There are 18 subdistrict administrative organizations (SAO) in the district:
- Tha Khai (Thai: องค์การบริหารส่วนตำบลท่าไข่) consisting of subdistrict Tha Khai.
- Ban Mai (Thai: องค์การบริหารส่วนตำบลบ้านใหม่) consisting of subdistrict Ban Mai.
- Khlong Na (Thai: องค์การบริหารส่วนตำบลคลองนา) consisting of subdistrict Khlong Na.
- Bang Tin Pet (Thai: องค์การบริหารส่วนตำบลบางตีนเป็ด) consisting of subdistrict Bang Tin Pet.
- Bang Phai (Thai: องค์การบริหารส่วนตำบลบางไผ่) consisting of subdistrict Bang Phai.
- Khlong Chuk Krachoe (Thai: องค์การบริหารส่วนตำบลคลองจุกกระเฌอ) consisting of subdistrict Khlong Chuk Krachoe.
- Bang Kaeo (Thai: องค์การบริหารส่วนตำบลบางแก้ว) consisting of subdistrict Bang Kaeo.
- Bang Khwan (Thai: องค์การบริหารส่วนตำบลบางขวัญ) consisting of subdistrict Bang Khwan.
- Khlong Nakhon Nueang Khet (Thai: องค์การบริหารส่วนตำบลคลองนครเนื่องเขต) consisting of parts of subdistrict Khlong Nakhon Nueang Khet.
- Wang Takhian (Thai: องค์การบริหารส่วนตำบลวังตะเคียน) consisting of subdistrict Wang Takhian.

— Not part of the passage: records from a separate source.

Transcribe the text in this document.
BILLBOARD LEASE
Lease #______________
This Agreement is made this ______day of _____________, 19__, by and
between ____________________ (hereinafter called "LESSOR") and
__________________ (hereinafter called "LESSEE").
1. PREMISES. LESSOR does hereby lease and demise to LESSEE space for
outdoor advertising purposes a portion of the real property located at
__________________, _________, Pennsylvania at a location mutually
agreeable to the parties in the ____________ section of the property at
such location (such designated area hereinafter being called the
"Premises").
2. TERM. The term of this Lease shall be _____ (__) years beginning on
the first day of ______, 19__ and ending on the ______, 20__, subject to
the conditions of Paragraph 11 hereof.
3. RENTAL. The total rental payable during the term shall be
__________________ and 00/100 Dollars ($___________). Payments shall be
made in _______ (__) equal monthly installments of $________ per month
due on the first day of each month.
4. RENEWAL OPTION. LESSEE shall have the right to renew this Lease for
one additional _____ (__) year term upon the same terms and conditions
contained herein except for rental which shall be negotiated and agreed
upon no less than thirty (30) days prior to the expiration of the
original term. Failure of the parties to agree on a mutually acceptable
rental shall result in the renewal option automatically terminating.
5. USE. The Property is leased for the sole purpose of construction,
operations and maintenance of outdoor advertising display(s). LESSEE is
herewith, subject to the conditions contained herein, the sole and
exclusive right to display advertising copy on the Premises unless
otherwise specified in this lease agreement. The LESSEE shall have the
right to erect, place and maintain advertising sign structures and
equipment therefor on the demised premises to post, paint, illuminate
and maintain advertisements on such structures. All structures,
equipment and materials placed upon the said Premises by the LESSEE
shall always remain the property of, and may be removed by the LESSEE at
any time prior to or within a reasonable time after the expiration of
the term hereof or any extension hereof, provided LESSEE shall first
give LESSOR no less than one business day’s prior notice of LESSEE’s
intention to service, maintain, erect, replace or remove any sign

- Sothon (Thai: องค์การบริหารส่วนตำบลโสธร) consisting of subdistrict Sothon.
- Bang Phra (Thai: องค์การบริหารส่วนตำบลบางพระ) consisting of subdistrict Bang Phra.
- Bang Kahai (Thai: องค์การบริหารส่วนตำบลบางกะไห) consisting of subdistrict Bang Kahai.

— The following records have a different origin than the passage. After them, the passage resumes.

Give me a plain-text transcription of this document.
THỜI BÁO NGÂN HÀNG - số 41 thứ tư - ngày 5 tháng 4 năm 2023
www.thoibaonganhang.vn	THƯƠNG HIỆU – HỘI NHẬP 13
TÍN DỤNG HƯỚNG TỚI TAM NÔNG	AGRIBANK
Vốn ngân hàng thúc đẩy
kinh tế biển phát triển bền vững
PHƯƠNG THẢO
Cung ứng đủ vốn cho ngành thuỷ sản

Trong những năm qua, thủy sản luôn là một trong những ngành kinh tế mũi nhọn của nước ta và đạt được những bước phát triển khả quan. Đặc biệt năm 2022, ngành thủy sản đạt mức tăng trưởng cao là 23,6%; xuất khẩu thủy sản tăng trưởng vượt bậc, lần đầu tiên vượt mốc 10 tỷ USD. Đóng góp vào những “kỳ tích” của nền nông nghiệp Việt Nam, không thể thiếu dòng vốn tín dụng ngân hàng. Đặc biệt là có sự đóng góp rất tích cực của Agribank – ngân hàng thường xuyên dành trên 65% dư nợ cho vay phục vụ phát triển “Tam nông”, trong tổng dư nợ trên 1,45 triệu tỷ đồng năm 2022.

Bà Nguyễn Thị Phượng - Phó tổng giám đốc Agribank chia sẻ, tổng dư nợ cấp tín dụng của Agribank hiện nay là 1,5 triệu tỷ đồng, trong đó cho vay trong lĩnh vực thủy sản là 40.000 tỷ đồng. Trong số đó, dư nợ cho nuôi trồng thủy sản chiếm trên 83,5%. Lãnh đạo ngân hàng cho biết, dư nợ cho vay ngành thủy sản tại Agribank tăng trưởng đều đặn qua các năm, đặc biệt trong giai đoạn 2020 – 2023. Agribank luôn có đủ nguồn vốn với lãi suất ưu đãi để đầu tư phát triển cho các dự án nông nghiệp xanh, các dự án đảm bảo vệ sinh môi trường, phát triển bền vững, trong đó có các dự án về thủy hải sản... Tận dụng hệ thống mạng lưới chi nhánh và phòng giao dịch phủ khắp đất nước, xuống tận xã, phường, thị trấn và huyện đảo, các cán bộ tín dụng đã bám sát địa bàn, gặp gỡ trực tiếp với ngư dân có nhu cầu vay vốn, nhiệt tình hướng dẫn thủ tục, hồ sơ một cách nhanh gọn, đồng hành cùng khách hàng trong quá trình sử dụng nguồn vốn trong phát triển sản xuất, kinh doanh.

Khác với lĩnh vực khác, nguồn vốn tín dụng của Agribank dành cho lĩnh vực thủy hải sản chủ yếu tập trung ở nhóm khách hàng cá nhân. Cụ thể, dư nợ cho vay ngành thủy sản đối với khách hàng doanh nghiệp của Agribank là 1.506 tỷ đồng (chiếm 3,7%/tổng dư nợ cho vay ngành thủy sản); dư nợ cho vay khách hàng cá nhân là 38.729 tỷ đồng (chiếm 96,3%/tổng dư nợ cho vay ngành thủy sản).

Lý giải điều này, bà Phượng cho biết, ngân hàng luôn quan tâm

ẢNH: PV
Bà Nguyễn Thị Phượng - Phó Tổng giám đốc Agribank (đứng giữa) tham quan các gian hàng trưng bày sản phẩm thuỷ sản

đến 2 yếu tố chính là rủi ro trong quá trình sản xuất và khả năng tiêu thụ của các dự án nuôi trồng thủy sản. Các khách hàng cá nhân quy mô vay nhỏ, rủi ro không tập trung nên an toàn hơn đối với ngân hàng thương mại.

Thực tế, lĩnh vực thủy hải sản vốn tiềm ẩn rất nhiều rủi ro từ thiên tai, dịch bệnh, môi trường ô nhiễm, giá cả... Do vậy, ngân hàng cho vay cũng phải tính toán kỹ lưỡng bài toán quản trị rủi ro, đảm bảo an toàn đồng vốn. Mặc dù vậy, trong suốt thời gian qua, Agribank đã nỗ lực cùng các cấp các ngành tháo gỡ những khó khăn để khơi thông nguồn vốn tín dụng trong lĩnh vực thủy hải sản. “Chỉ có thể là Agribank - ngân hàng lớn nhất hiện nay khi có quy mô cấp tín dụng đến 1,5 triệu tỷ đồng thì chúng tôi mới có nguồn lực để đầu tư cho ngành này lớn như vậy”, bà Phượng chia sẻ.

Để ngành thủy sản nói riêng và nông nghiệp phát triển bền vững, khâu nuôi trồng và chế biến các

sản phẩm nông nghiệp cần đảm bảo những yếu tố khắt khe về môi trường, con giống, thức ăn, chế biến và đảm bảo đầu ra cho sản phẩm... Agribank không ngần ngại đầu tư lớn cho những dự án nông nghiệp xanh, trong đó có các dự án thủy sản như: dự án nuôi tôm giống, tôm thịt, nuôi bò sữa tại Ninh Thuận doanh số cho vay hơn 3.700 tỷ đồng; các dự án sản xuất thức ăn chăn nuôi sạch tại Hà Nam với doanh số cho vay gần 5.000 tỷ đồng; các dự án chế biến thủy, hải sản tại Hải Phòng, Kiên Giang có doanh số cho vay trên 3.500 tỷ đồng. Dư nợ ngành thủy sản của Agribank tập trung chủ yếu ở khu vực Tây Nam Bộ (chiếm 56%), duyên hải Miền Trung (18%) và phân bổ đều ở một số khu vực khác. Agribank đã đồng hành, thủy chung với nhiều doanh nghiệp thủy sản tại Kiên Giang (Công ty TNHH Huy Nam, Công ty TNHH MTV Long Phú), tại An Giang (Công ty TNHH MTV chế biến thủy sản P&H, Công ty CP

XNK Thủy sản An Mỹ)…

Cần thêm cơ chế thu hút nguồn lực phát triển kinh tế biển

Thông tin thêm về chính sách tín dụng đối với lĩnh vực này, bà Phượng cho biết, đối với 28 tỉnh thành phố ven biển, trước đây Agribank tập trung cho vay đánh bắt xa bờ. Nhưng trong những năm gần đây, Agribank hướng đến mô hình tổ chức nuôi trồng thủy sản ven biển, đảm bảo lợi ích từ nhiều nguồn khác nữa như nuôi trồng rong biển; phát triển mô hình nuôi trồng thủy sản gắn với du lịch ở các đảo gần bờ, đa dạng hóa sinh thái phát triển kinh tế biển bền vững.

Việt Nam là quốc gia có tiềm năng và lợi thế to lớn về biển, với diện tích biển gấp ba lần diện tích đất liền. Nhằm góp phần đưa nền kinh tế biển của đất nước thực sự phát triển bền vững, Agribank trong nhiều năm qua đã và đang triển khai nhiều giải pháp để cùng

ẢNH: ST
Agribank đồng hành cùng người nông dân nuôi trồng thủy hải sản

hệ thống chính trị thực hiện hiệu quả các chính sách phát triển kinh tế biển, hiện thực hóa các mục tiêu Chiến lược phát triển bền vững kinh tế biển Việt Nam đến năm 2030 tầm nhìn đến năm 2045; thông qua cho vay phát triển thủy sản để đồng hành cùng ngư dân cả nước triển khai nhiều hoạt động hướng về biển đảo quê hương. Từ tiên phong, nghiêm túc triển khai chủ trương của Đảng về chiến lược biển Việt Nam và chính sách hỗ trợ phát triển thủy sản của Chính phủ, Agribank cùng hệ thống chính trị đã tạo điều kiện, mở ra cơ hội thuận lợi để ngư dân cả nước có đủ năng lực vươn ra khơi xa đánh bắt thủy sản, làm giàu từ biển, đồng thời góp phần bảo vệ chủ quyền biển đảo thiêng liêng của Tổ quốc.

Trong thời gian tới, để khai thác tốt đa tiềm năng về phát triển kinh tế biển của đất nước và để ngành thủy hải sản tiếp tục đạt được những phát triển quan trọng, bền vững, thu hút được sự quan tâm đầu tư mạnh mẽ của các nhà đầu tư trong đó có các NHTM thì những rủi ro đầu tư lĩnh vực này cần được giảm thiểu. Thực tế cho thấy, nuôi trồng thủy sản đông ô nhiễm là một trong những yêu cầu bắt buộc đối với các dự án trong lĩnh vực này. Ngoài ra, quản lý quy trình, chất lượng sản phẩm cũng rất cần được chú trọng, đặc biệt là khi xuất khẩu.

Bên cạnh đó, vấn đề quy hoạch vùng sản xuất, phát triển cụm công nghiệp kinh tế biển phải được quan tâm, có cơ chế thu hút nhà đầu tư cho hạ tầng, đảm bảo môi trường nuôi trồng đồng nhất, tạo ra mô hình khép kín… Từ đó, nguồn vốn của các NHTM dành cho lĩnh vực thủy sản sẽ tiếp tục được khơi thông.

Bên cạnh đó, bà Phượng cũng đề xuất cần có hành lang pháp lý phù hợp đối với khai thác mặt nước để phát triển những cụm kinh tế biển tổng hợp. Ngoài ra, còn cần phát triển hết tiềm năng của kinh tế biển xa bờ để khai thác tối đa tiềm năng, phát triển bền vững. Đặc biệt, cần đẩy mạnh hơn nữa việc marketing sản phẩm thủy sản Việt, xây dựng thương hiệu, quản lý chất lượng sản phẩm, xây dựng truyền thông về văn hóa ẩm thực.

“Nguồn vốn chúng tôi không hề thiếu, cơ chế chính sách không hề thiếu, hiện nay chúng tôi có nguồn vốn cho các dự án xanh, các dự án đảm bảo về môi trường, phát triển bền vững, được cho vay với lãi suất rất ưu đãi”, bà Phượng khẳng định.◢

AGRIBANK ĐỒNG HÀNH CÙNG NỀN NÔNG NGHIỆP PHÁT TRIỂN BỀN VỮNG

- Nam Daeng (Thai: องค์การบริหารส่วนตำบลหนามแดง) consisting of subdistrict Nam Daeng.
- Khlong Preng (Thai: องค์การบริหารส่วนตำบลคลองเปรง) consisting of subdistrict Khlong Preng.
- Khlong Udom Chonlachon (Thai: องค์การบริหารส่วนตำบลคลองอุดมชลจร) consisting of subdistrict Khlong Udom Chonlachon.
- Khlong Luang Phaeng (Thai: องค์การบริหารส่วนตำบลคลองหลวงแพ่ง) consisting of subdistrict Khlong Luang Phaeng.
- Bang Toei (Thai: องค์การบริหารส่วนตำบลบางเตย) consisting of subdistrict Bang Toei.